September 19, 2025 Robert Buckingham (UC Math)
Pattern Formation and Wave Breaking in Nonlinear Dispersive Equations
Wave propagation in optical fibers, bodies of water, the atmosphere, plasmas, and Bose-Einstein condensates can all be described by nonlinear dispersive wave equations. Solutions of these equations typically display both smooth and highly oscillatory behavior. While qualitatively similar, the oscillations can be generated by a variety of different mechanisms. We will discuss recent progress in understanding patterns formed by pure radiation, soliton ensembles, high-order solitons, and interacting energy modes. We will also consider the onset of wave breaking and look at different types of behavior that can occur in the transition from smooth to oscillatory regions.

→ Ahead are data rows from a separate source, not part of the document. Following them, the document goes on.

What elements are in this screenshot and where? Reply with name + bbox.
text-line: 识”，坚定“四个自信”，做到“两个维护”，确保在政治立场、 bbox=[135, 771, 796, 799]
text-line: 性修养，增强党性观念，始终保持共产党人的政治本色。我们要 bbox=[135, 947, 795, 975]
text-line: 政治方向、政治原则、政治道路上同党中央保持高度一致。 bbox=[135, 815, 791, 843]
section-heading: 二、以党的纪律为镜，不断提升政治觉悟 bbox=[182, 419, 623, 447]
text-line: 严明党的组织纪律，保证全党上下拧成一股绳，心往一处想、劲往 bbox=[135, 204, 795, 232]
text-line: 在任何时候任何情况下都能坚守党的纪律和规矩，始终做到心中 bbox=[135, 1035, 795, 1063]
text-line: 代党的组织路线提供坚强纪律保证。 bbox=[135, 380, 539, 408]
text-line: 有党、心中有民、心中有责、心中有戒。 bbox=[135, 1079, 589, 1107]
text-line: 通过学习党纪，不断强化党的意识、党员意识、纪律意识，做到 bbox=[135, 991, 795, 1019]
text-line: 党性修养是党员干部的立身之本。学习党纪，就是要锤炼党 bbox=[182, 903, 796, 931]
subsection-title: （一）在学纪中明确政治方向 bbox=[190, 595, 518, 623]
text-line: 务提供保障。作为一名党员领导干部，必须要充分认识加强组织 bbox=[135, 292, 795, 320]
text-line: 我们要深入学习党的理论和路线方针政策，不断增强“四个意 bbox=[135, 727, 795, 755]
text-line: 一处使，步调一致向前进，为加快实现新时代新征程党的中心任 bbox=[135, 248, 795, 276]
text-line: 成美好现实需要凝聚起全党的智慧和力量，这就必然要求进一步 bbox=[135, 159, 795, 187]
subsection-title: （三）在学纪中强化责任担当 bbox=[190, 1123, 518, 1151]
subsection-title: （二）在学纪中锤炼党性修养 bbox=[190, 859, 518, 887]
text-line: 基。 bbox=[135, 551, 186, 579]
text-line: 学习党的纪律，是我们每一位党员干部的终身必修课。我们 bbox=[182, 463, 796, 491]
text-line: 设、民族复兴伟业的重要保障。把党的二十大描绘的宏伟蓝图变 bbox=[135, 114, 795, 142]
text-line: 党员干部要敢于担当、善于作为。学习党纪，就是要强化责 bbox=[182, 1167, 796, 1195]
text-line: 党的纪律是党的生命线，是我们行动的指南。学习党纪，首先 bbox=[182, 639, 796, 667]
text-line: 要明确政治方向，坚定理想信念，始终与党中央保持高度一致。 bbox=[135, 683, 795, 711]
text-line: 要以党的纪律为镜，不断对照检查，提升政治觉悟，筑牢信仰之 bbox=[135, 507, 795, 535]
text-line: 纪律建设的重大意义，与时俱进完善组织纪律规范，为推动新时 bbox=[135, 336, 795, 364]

Special attention will be paid to a specific type of rogue-wave focusing that in the past few years has been shown to be universal for a number of different equations and initial conditions.
September 5, 2025 Brian Mintz (UC Math)
Evolutionary Dynamics of Artificial Agents, Exploration and Learning in Games
This talk will introduce evolutionary game theory, which provides several promising answers to the longstanding question of why self -interested individuals often act pro-socially, and two of my projects in this area. The first studies how learning evolves in a group social dilemma, finding a diverse range of effects and the conditions most favorable to cooperation. The second project finds the counter-intuitive effect that introducing trivial topics can completely change whether a population will polarize or reach consensus. This research seeks to understand and optimize group behavior, so has applications to many fields from biology and economics to psychology and ecology. Several challenging open questions remain, making evolutionary game theory a promising area for future research with challenging mathematical questions and broad scientific impacts.